Understanding Continuous and Pleasant Linear Sensations on the Forearm from a Sequential Discrete Lateral Skin-Slip Haptic Device

TL;DR

This study explores how a sequential lateral skin-slip haptic device can produce continuous and pleasant sensations on the forearm, with implications for designing future wearable haptic interfaces.

Contribution

It demonstrates that discrete lateral skin-slip can create continuous, pleasant sensations and identifies optimal actuation parameters for such effects.

Findings

Perceived continuous and pleasant sensations at specific apparent speeds.

Optimal apparent speeds for continuity and pleasantness are 7.7 and 5.1 cm/s.
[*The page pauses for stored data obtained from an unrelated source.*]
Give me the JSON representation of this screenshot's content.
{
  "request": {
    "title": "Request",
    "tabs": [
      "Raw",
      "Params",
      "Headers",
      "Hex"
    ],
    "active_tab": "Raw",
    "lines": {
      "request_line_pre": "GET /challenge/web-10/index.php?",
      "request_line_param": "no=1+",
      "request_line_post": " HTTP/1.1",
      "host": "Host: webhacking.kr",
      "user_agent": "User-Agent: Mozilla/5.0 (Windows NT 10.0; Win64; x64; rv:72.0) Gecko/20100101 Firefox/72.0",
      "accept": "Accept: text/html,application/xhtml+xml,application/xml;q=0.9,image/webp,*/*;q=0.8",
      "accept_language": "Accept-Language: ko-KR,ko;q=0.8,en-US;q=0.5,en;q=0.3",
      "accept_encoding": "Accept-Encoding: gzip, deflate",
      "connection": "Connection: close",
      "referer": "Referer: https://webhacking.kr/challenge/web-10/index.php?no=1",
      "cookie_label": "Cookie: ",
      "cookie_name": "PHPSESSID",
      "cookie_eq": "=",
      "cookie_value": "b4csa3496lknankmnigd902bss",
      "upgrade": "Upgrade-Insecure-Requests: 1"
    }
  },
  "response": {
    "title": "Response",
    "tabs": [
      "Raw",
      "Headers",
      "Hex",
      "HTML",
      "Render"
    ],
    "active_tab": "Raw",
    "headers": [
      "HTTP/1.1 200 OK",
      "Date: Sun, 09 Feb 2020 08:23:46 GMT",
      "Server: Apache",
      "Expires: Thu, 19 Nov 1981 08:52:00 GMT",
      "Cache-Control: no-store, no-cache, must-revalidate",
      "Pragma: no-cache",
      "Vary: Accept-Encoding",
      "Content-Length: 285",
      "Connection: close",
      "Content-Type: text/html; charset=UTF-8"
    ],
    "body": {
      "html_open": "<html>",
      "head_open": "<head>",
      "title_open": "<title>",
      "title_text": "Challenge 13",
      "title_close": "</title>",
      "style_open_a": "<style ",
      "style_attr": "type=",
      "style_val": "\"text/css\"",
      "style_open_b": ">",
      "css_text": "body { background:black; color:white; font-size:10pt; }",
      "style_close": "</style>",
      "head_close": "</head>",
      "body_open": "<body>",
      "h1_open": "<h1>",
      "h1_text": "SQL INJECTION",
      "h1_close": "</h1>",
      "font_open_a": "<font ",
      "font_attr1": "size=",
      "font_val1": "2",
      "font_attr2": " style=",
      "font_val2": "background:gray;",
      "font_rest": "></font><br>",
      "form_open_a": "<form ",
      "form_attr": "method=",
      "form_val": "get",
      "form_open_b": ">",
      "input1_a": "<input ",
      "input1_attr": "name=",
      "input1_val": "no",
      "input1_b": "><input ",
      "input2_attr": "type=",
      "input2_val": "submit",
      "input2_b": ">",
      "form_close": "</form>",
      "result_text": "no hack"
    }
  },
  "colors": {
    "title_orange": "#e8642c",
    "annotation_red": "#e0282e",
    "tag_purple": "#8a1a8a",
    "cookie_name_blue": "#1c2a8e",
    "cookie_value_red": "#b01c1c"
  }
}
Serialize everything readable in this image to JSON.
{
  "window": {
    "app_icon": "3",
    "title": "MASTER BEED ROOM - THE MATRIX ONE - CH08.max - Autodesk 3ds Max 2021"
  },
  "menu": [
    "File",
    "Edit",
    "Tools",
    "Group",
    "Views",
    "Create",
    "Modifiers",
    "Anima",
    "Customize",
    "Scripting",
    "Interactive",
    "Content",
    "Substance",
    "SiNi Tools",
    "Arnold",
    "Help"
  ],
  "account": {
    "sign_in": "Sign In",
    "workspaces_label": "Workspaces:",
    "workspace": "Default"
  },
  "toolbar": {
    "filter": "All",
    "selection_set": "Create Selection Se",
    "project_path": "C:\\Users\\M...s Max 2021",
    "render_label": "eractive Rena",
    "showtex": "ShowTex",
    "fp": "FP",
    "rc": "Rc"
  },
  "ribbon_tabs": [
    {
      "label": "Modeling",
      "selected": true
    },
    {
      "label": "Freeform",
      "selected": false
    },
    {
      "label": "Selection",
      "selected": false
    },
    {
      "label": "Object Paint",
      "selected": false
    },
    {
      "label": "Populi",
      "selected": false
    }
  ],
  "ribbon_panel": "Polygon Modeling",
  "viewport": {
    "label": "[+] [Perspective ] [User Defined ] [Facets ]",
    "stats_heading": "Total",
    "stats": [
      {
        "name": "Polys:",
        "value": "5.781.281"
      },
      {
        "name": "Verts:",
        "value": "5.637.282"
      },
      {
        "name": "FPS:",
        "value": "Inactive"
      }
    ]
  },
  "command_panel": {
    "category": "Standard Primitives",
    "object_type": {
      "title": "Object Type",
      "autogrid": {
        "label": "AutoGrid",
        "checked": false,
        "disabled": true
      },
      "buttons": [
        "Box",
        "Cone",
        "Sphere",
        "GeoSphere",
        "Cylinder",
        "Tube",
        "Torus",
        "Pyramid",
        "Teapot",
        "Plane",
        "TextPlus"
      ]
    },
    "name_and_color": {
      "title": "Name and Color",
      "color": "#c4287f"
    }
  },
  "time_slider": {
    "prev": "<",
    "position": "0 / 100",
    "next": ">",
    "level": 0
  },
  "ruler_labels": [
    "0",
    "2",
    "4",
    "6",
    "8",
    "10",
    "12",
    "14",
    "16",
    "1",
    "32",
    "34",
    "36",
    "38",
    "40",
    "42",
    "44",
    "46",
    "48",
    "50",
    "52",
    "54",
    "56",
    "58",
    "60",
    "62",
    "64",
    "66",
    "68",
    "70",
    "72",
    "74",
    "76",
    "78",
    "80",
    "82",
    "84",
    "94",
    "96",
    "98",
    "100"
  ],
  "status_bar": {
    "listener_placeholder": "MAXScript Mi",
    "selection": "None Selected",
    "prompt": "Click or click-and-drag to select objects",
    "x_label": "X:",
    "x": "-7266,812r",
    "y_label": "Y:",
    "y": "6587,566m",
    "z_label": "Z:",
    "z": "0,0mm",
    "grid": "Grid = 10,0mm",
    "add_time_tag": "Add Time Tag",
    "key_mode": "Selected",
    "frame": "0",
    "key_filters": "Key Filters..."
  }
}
Pleasant sensations are maintained even with 40 mm spacing between contact points.

Abstract

A continuous stroking sensation on the skin can convey messages or emotion cues. We seek to induce this sensation using a combination of illusory motion and lateral stroking via a haptic device. Our system provides discrete lateral skin-slip on the forearm with rotating tactors, which independently provide lateral skin-slip in a timed sequence. We vary the sensation by changing the angular velocity and delay between adjacent tactors, such that the apparent speed of the perceived stroke ranges from 2.5 to 48.2 cm/s. We investigated which actuation parameters create the most pleasant and continuous sensations through a user study with 16 participants. On average, the sensations were rated by participants as both continuous and pleasant. The most continuous and pleasant sensations were created by apparent speeds of 7.7 and 5.1 cm/s, respectively. We also investigated the effect of spacing between contact points on the pleasantness and continuity of the stroking sensation, and found that the users experience a pleasant and continuous linear sensation even when the space between contact points is relatively large (40 mm). Understanding how sequential discrete lateral skin-slip creates continuous linear sensations can influence the design and control of future wearable haptic devices.